だが、そのためには保護者との協力、連携が不可欠。従って「岩田ニューディールプラン」では、「社会や保護者からの要望にも的確に応えていく」ことにも重点を置いている。 |
生徒・保護者と共に考える生活指導
「服装などについても、心、あるいは自主性の問題だから、外見だけ強制しても意味がないというような議論が昔からあります。でも心の問題は簡単に解決できない。時にはまず形から入ることも必要です。自主性とは何かを考えさせるためには、教師がカベになって立ちはだかり、そこでなぜかを考える、あるいは説明する、そして気づく、納得するという過程を体験させる生徒指導が大事なんです。それには保護者の理解と連携も重要です。

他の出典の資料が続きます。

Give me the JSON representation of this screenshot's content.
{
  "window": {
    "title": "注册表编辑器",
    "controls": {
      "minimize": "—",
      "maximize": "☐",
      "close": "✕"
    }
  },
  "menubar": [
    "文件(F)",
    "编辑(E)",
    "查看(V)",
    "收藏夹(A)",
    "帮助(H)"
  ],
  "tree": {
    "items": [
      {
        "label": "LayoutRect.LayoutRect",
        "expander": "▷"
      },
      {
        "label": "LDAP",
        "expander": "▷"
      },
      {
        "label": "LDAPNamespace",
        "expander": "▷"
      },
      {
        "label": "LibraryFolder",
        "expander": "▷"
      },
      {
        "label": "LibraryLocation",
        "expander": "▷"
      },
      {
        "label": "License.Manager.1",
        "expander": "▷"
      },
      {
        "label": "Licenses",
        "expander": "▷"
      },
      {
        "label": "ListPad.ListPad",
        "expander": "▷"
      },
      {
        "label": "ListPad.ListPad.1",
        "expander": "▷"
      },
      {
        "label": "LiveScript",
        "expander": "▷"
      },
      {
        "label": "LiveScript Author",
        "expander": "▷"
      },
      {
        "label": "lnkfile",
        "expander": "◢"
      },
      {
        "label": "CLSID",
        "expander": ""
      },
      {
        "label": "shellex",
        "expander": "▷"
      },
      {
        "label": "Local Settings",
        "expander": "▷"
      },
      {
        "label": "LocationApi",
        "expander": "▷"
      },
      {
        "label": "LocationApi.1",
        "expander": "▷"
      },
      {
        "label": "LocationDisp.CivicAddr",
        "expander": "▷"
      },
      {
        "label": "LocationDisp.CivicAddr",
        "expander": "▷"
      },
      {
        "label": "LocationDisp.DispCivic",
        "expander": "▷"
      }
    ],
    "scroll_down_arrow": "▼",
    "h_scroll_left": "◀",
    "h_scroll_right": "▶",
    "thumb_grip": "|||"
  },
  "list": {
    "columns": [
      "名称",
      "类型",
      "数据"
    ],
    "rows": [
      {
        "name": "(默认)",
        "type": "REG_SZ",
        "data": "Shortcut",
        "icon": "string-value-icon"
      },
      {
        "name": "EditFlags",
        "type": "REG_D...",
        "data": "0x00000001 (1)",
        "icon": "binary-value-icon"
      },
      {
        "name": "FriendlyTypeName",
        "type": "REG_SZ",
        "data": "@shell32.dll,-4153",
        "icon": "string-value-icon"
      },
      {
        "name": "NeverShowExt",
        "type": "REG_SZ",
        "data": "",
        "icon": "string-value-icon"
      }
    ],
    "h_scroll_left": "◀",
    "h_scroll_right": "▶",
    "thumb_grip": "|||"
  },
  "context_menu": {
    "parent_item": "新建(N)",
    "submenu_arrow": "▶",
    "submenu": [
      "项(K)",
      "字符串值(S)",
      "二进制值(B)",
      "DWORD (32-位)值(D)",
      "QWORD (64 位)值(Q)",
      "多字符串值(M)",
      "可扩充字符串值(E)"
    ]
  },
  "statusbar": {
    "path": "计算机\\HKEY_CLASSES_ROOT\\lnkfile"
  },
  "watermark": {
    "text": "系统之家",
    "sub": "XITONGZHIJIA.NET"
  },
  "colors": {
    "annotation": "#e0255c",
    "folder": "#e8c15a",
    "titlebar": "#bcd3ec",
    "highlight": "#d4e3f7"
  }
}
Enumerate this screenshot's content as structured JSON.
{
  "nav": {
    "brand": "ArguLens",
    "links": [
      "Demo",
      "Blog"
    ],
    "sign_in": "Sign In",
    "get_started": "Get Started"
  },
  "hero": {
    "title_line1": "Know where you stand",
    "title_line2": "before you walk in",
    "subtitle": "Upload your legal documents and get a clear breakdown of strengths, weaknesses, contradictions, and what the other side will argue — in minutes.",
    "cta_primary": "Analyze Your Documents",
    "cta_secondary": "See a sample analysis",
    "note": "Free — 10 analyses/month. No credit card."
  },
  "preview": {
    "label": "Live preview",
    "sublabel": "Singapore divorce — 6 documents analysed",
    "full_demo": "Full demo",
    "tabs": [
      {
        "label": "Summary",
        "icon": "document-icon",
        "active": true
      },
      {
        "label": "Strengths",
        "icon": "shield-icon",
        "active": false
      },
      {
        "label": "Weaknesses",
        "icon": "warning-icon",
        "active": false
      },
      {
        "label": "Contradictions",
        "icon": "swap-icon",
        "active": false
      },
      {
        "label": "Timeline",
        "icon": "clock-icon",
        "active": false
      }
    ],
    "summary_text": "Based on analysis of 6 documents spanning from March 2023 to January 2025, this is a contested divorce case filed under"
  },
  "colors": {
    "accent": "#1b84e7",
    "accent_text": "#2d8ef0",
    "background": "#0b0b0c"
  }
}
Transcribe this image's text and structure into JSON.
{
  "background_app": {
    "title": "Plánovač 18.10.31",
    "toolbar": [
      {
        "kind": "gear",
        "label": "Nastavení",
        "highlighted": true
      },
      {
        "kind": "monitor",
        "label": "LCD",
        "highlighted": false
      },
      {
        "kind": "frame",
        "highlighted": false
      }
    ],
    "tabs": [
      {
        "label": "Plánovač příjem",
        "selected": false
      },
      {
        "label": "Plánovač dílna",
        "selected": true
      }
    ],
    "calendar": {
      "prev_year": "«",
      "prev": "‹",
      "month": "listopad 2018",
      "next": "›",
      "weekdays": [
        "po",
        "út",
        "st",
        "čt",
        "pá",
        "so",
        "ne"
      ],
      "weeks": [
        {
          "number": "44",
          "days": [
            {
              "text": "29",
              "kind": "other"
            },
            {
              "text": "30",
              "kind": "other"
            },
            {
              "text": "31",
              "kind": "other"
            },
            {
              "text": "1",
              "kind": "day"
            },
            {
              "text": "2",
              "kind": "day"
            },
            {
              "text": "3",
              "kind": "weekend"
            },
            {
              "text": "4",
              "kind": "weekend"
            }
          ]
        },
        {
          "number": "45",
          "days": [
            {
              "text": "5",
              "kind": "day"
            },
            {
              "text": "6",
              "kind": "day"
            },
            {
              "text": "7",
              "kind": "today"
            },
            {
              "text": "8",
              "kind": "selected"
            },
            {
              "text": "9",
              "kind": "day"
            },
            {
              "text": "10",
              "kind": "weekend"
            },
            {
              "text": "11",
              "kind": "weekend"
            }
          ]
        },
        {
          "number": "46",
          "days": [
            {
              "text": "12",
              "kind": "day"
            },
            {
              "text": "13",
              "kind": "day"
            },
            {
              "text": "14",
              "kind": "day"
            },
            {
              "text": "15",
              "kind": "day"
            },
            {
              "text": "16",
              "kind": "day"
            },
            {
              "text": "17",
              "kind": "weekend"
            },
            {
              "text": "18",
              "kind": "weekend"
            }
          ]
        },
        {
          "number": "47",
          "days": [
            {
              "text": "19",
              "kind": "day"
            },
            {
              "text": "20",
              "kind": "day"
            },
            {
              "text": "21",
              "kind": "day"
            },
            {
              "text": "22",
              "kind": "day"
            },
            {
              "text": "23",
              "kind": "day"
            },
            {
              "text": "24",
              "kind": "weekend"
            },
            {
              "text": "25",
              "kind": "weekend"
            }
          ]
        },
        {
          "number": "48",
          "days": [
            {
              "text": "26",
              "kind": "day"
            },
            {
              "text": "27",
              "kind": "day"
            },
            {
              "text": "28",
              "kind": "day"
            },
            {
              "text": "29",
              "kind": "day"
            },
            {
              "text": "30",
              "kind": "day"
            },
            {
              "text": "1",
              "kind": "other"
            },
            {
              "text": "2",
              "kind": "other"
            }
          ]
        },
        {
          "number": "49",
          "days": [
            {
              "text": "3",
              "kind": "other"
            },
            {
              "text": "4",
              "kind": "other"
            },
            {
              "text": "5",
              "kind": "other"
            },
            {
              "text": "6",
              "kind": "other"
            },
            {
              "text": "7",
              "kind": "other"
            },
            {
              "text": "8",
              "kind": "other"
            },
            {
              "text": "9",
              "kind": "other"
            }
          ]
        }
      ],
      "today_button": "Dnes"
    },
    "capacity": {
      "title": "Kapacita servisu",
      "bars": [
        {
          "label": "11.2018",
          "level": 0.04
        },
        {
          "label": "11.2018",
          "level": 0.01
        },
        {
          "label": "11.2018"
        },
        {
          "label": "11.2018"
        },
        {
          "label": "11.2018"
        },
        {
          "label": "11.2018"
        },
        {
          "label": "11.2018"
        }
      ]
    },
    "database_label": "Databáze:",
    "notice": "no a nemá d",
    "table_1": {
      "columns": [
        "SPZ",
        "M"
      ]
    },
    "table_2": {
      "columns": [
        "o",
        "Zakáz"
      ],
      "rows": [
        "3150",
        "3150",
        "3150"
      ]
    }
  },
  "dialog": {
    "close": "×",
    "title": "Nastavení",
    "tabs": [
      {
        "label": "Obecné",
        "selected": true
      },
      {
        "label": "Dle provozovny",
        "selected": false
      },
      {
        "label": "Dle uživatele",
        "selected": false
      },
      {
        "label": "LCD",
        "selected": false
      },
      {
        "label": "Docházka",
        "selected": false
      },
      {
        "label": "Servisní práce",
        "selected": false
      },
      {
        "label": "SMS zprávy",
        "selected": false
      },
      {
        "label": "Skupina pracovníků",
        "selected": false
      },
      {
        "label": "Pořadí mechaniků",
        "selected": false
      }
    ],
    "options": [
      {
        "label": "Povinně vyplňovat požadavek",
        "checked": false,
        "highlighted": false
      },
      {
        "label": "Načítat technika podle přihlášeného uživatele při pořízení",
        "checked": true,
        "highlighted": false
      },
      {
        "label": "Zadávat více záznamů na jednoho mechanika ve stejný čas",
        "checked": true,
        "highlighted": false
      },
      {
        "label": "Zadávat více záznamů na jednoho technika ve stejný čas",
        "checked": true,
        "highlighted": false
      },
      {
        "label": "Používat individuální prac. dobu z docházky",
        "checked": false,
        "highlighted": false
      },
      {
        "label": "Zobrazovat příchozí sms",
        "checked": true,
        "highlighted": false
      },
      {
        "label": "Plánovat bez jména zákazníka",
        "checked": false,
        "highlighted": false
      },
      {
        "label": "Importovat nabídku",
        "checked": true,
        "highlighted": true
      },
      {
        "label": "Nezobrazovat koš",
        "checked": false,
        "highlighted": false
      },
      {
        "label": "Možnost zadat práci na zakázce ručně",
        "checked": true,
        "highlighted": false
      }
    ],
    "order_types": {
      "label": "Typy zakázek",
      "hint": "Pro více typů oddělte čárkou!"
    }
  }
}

朝、送り出す保護者が10分ぐらい遅れてもいいというのでは遅刻はなおらない。生活全般についてこまごまとしたことまでは言えませんが、ひとつのきっかけから、それこそ自主性をもって自分の生活態度を振りかってもらえるようになってもらいたい」と安藤校長。
創立以来、全校朝礼がなかった同校だが、今は2週間に1回ずつ実施。校長自ら生徒指導主任、生徒会長などとともに生徒に呼びかけ、さらに担任にも一人ひとりの服装などについて日ごろから注意を払うよう促している。
まだ始まったばかりの「岩田ニューディールプラン」。2学期には保護者、生徒両方にアンケートを実施して、率直に反省点を探り、実践指導面につなげていきたいと意欲的である。
改革の真価が問われる6年後、変革一期生卒業時までその変化と進化に期待したい。